On Wednesday, the Nymex July contact dropped 20 cents to finish at $98.24 a barrel when Fed chairman Ben Bernanke suggested that he was optimistic about the U.S. economy — and that the Fed might start scaling back its massive $85 billion-a-month bond-buying program this year if conditions continue to improve.

The Fed's stimulus program has been a boon to stock and commodities markets, where investors have turned in search of returns that outgun those on bonds.

Analysts said the slump in oil prices could be just a short-term response to a change in U.S. central bank policy. In the medium term, the scaling back of such a loose monetary policy will be "a positive for the oil market, suggesting that the economy is on a sustainable growth trajectory," said Caroline Bain, lead commodities analyst for The Economist Intelligence Unit.

Oil prices were also weighed down by a survey showing a slowdown in manufacturing in China. HSBC's preliminary purchasing managers' index fell to a nine-month low of 48.3 in June, down from 49.6 in May. Numbers below 50 indicate a contraction.

With mature economies like Europe and the U.S. struggling to keep expanding at a steady pace, China and emerging markets have accounted for most of the growth in oil demand over the past several years.

"The figure ... suggests that the Chinese economy is cooling off quite markedly," said a report from Commerzbank in Frankfurt. "This means more dark clouds on the horizon over China — and other emerging economies as well — calling for caution."

Commerzbank added that supply risks like the civil war in Syria and protests in Turkey should limit oil prices from falling much more.

Separately, the American Petroleum Institute said U.S. crude stocks fell by about 4.3 million barrels for the week ending June 14 to 362 million barrels. That contrasted with figures — the market benchmark — given by the U.S. Energy Information Administration, which said that crude inventories grew by 300,000 for the week.
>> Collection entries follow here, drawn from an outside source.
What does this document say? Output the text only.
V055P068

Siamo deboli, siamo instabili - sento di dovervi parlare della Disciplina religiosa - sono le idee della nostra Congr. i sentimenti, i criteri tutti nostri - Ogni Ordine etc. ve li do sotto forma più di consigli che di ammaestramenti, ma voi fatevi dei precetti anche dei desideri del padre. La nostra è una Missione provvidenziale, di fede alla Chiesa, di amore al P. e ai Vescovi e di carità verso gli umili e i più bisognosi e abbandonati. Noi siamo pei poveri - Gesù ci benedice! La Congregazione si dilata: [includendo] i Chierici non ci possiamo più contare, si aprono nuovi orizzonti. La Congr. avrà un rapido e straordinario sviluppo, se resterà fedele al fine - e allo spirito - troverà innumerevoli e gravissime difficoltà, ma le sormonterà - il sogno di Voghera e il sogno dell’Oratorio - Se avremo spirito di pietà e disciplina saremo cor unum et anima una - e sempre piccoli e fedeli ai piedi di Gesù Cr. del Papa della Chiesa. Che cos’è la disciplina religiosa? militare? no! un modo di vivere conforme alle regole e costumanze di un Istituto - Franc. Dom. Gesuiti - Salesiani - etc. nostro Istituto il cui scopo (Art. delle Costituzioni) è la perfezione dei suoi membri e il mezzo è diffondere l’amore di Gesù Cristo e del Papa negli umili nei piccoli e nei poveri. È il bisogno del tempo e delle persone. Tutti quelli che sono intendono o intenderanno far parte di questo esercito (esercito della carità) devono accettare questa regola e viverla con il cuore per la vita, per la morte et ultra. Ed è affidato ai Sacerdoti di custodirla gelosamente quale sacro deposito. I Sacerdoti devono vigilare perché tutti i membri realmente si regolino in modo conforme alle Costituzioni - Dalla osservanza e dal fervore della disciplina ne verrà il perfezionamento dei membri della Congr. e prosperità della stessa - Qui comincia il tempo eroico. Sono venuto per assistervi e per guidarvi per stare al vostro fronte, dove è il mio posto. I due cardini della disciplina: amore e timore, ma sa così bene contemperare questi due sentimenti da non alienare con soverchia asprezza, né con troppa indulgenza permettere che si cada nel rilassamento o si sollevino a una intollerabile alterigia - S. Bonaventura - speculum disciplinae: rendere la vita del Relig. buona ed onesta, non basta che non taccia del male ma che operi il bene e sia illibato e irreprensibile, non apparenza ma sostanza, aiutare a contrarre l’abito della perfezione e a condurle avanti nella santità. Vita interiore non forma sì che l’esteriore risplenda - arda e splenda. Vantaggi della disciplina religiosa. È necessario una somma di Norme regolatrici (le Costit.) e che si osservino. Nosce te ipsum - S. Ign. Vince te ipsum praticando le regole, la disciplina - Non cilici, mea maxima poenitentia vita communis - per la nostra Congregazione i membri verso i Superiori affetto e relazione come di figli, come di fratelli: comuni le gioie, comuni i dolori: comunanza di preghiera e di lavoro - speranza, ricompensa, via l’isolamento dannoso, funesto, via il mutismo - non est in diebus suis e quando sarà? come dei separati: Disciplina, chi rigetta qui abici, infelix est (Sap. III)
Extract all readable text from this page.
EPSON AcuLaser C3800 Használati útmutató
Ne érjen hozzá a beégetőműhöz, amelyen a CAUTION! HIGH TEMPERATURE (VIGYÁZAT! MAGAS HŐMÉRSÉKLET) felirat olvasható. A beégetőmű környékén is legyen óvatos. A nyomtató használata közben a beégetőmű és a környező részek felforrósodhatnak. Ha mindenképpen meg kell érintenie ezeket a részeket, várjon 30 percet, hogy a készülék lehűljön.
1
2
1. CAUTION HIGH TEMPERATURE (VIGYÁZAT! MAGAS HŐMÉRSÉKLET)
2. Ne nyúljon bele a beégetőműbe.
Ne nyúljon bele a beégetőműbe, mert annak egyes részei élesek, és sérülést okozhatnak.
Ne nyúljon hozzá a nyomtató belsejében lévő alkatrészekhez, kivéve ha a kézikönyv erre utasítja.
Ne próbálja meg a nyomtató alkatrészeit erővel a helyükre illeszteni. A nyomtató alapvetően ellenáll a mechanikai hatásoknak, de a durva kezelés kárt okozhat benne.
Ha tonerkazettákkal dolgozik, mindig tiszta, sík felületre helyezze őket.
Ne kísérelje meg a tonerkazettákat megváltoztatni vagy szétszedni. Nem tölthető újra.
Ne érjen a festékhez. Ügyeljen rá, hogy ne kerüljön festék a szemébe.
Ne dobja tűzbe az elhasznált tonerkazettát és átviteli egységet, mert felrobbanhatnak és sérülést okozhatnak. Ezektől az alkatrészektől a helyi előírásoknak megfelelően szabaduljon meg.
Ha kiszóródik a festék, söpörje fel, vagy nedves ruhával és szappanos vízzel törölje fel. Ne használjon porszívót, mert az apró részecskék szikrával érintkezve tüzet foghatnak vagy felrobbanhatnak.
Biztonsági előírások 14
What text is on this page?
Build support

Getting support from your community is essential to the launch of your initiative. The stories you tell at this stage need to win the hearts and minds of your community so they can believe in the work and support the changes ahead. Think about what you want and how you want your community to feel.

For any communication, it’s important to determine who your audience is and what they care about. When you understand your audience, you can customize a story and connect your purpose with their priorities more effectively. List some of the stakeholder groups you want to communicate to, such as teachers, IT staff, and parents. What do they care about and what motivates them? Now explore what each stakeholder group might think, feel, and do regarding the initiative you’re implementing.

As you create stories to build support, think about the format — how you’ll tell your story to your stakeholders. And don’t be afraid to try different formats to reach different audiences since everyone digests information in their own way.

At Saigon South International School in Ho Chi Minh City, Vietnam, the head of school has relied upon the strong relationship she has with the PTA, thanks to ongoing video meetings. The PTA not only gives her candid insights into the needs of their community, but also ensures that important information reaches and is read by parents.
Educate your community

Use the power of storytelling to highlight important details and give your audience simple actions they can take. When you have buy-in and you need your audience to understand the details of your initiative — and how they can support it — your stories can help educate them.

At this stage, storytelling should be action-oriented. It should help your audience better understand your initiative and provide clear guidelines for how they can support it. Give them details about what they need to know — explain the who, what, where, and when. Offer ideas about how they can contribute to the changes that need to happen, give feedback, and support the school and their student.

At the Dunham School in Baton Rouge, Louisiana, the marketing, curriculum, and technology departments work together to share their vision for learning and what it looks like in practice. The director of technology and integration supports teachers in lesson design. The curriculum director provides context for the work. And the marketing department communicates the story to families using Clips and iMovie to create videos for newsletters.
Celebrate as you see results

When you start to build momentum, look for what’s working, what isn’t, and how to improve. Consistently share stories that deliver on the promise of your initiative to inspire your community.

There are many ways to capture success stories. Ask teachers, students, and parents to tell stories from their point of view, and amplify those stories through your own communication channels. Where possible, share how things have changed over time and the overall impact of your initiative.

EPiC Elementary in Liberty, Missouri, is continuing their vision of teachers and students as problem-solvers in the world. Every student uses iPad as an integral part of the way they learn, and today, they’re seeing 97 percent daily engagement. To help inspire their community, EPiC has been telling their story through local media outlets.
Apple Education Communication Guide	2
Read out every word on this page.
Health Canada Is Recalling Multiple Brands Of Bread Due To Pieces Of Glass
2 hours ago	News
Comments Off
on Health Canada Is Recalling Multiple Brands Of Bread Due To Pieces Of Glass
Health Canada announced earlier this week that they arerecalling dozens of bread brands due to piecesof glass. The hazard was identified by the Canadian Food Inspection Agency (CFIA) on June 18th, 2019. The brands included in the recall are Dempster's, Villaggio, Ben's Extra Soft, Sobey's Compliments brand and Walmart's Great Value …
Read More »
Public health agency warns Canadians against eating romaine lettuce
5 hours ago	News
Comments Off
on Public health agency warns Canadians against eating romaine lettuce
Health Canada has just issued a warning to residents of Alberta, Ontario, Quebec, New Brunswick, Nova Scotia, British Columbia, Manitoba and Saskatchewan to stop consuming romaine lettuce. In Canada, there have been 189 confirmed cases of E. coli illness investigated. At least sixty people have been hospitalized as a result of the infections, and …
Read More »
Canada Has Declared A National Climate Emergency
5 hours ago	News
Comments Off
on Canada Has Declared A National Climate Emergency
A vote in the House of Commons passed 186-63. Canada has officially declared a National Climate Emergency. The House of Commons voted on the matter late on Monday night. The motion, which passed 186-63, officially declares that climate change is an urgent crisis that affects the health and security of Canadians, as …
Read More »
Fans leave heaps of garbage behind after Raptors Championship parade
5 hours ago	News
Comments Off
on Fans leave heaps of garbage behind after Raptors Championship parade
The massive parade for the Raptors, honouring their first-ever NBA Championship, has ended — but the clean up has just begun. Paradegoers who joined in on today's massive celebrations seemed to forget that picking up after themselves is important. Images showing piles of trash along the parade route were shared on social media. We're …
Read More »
Analysts expected supplies to drop by 1 million barrels.

Brent crude, a benchmark for many international oil varieties, was down $1.88 to $104.24 a barrel on the ICE Futures exchange in London.

In other energy futures trading on the Nymex:

— Wholesale gasoline was down 4.63 cents at $2.8371 a gallon.

— Heating oil fell 4.61 cents to $2.9264 per gallon.

— Natural gas retreated 6.8 cents to $3.895 per 1,000 cubic feet.